Note:Interest income is not countable income for SSI-related applicants/recipients under community budgeting rules. Therefore, the changes in documentation requirements for interest income included in this directive do not apply to such applicants. However, SSI-related applicants who apply for Medicaid coverage of nursing facility services or who are subject to spousal impoverishment post-eligibility rules, must document interest income.
If there is an inconsistency between the information reported by the applicant and the estimate of interest income calculated by the district based on average interest rates and resource information obtained from RFI or other third party sources, and the interest income information obtained by the district would make the individual ineligible for Medicaid or the Family Health Plus program, the district must require documentation of amount of the interest income from the individual. For individuals who qualify for Medicaid with a spenddown requirement, the difference in the amount of interest income reported by the applicant and the amount estimated by the district must be greater than
$1.00/month to require further follow-up by the district. Districts should continue to review RFI reports for A/Rs who do not have a resource test. However, districts are encouraged to minimize the scope of the investigation into resources. If in the process of resolving an RFI "hit" the district determines that the resource amount on RFI is significant enough to generate an amount of interest income that would affect eligibility, and the amount is inconsistent with the amount reported by the applicant, the district can require documentation of interest income based on the information obtained.
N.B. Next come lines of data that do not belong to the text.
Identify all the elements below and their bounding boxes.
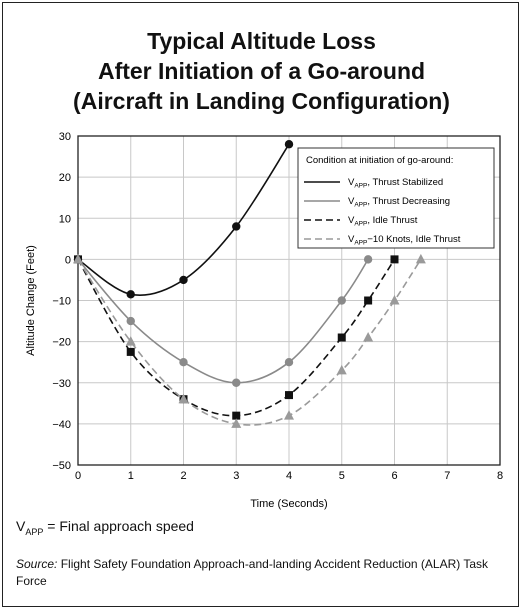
legend-label-2: VAPP, Thrust Decreasing	[348, 196, 450, 209]
series-3-marker	[390, 255, 399, 264]
series-4-marker	[363, 332, 374, 342]
legend-box	[297, 147, 495, 249]
footnote-symbol: V	[16, 518, 26, 534]
x-axis-label: Time (Seconds)	[250, 498, 327, 510]
y-axis-label: Altitude Change (Feet)	[25, 245, 37, 356]
footnote-text: = Final approach speed	[43, 518, 194, 534]
y-tick-label: −40	[52, 419, 71, 431]
x-tick-label: 8	[497, 470, 503, 482]
y-tick-label: −20	[52, 337, 71, 349]
x-tick-label: 4	[286, 470, 292, 482]
chart-title-line-2: After Initiation of a Go-around	[97, 58, 426, 84]
series-2-marker	[232, 378, 241, 387]
series-4-marker	[415, 253, 426, 264]
legend-label-1: VAPP, Thrust Stabilized	[348, 177, 443, 190]
legend-label-4: VAPP−10 Knots, Idle Thrust	[348, 234, 461, 247]
series-4-marker	[231, 418, 242, 428]
series-1-marker	[232, 222, 241, 231]
x-tick-label: 0	[75, 470, 81, 482]
y-tick-label: 30	[59, 131, 71, 143]
x-tick-label: 6	[391, 470, 397, 482]
legend-label-3: VAPP, Idle Thrust	[348, 215, 418, 228]
source-prefix: Source:	[16, 557, 58, 571]
series-1-marker	[126, 290, 135, 299]
series-3-marker	[232, 411, 241, 420]
x-tick-label: 7	[444, 470, 450, 482]
source-text: Flight Safety Foundation Approach-and-la…	[16, 557, 489, 588]
series-3-marker	[285, 391, 293, 400]
series-2-marker	[126, 316, 135, 326]
series-3-marker	[364, 296, 373, 305]
series-2-marker	[179, 357, 188, 367]
series-2-marker	[337, 296, 346, 305]
series-4-marker	[125, 336, 136, 346]
series-1-marker	[179, 275, 188, 285]
figure-frame	[2, 2, 519, 607]
x-tick-label: 1	[128, 470, 134, 482]
y-tick-label: 0	[65, 254, 71, 266]
series-2-marker	[284, 357, 294, 367]
series-3-marker	[126, 347, 135, 356]
series-1-marker	[284, 140, 294, 149]
series-3-marker	[337, 333, 346, 342]
y-tick-label: 10	[59, 213, 71, 225]
chart-title-line-1: Typical Altitude Loss	[147, 28, 376, 54]
y-tick-label: 20	[59, 172, 71, 184]
chart-title-line-3: (Aircraft in Landing Configuration)	[73, 88, 450, 114]
x-tick-label: 5	[339, 470, 345, 482]
series-2-marker	[363, 255, 373, 264]
legend: Condition at initiation of go-around: VAP…	[297, 147, 495, 249]
plot-area-border	[77, 135, 501, 466]
y-tick-label: −30	[52, 378, 71, 390]
series-4-marker	[389, 295, 400, 305]
footnote: VAPP = Final approach speed	[16, 518, 194, 537]
legend-title: Condition at initiation of go-around:	[306, 155, 453, 166]
series-4-marker	[284, 410, 294, 420]
series-4-marker	[336, 364, 347, 375]
source-note: Source: Flight Safety Foundation Approac…	[16, 556, 496, 590]
y-tick-label: −10	[52, 296, 71, 308]
y-tick-label: −50	[52, 460, 71, 472]
x-tick-label: 3	[233, 470, 239, 482]
footnote-subscript: APP	[25, 526, 44, 537]
series-4-marker	[73, 253, 83, 264]
x-tick-label: 2	[180, 470, 186, 482]
series-line-2	[77, 258, 369, 384]
series-4-marker	[178, 393, 189, 404]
The next revision of the Access NY Health Care application (DOH- 4220) will eliminate the instruction to provide proof of interest income. Until this change can be made, districts must not require documentation of interest income from Medicaid and Family Health Plus applicants, except when there is an inconsistency as noted in this directive. SSI-related applicants applying for Medicaid coverage of nursing facility services and spousal impoverishment cases subject to post-eligibility rules, continue to be required to provide documentation of interest income at application and renewal.
V. SYSTEMS IMPLICATIONS
There are no systems implications resulting from these changes. The current Resource Verification Indicator code 2 (Current Resources) will continue to be used to identify those SSI-related recipients who initially document current resources for Medicaid coverage of community-based long-term care services.
VI. EFFECTIVE DATE
The attestation of income, resources and change in residency provisions of this directive are effective for Medicaid renewals received on or after March 1, 2011. The attestation of interest income provisions for FHPlus and non-SSI-related Medicaid applications are effective for applications filed on or after March 1, 2011.